For U-Haul, the implications of people heading more in one direction than another means that most of its fleet would end up in Florida and Texas in a few years. To avoid spending employee time and money to drive empty trucks back to states losing residents to out-migration, U-Haul discounts trucks heading to states losing residents. Thus, renting a tiny 10-foot truck, suitable for a person renting an apartment, from Fresno, California to Austin, Texas would set the mover back $1,957, while heading from Texas to California would only cost $626—one-third as much.
Of course U-Haul only captures a portion of the moving population—those willing to do-it-yourself—but its annual data usually lines up nicely with federal surveys and other reports. For instance, U-Haul’s top five in 2019 are projected by the U.S. Census Bureau to be in line to gain six U.S. House seats as the result of the 2020 census and the congressional apportionment that will follow. U-Haul’s bottom five states are estimated to be on track to lose four U.S. House seats.
Moving isn’t usually a vacation—a lot of work can go into it and it can be expensive. And, while high taxes may not be the proximate cause of many people’s decision to move, moving for a good career opportunity often is. People follow jobs. And job creators, small businesses and large corporations, do pay close attention to the bottom line, and often their investment decisions are influenced by their expected tax burden.
The concern for the state and local tax load was heightened, especially for sole proprietorships, after passage of the Tax Cut and Jobs Act of 2017. The big tax cut and tax code reform bill signed into law by President Trump in December of that year limited the deduction for state and local taxes (SALT) to $10,000 per household. Since then, job growth in the 27 states with average SALT deductions of less than $10,000 in 2016 for taxpayers who itemized has been running at almost twice the rate as in the high tax states with average SALT deductions in excess of $10,000.

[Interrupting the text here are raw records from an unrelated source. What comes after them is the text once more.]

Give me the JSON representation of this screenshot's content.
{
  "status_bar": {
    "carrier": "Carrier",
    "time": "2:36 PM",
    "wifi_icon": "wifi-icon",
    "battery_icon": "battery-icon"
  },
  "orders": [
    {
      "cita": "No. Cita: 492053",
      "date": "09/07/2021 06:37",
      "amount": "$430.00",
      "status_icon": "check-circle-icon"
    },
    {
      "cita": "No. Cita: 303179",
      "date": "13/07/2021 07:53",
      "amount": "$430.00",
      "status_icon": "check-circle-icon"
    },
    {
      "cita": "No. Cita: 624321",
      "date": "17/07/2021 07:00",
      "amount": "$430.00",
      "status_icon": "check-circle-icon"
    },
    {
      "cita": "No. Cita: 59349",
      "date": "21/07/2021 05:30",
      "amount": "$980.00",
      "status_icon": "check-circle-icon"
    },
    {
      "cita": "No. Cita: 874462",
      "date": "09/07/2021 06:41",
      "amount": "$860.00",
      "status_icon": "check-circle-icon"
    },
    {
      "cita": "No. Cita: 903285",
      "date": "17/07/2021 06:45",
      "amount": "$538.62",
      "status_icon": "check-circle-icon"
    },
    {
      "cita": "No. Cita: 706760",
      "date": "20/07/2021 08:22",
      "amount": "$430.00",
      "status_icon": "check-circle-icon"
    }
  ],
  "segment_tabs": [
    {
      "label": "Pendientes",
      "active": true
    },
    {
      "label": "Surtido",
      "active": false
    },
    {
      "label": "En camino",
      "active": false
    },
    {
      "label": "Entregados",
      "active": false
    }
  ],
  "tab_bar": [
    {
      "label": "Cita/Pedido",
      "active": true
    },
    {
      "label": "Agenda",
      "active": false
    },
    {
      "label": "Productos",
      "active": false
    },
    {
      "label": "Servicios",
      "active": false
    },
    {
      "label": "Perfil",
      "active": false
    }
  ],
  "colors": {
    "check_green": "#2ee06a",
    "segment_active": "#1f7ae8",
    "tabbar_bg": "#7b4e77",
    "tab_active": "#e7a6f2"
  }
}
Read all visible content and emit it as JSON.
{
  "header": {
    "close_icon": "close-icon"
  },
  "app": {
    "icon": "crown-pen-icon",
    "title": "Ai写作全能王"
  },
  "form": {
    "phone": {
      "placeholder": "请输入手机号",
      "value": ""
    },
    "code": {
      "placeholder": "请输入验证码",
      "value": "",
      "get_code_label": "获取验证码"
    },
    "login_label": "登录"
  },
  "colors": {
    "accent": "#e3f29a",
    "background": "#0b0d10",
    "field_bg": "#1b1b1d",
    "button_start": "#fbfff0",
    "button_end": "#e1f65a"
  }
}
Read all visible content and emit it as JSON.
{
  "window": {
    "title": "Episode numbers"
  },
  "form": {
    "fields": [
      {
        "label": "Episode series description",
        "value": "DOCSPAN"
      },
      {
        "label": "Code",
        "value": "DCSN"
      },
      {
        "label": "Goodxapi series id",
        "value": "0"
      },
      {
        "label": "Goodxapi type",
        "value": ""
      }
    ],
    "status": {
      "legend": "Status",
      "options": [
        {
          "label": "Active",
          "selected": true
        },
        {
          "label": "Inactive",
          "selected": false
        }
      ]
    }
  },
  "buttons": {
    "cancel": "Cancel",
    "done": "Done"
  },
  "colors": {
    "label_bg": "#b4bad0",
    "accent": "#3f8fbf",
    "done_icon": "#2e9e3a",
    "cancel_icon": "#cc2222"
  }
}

In fact, of U-Haul’s top 10 performing states, Florida, Texas, North Carolina, South Carolina, Washington, Alabama, Ohio, Utah, Indiana, and Vermont, only two, Ohio and Vermont featured average SALT deductions greater than $10,000 in 2016. And in both cases, they likely benefited from migration from higher taxed neighboring states, Pennsylvania, in Ohio’s case, and New York, in Vermont’s case.
Of U-Haul’s 10 biggest losing states in 2019, Illinois, California, Michigan, Massachusetts, Pennsylvania, Maryland, New Jersey, New York, Colorado, and Wisconsin, only in Colorado did the average taxpayer who itemized deductions claim less than $10,000 in state and local taxes.
The pattern is fairly clear to see: low taxes attract jobs and people.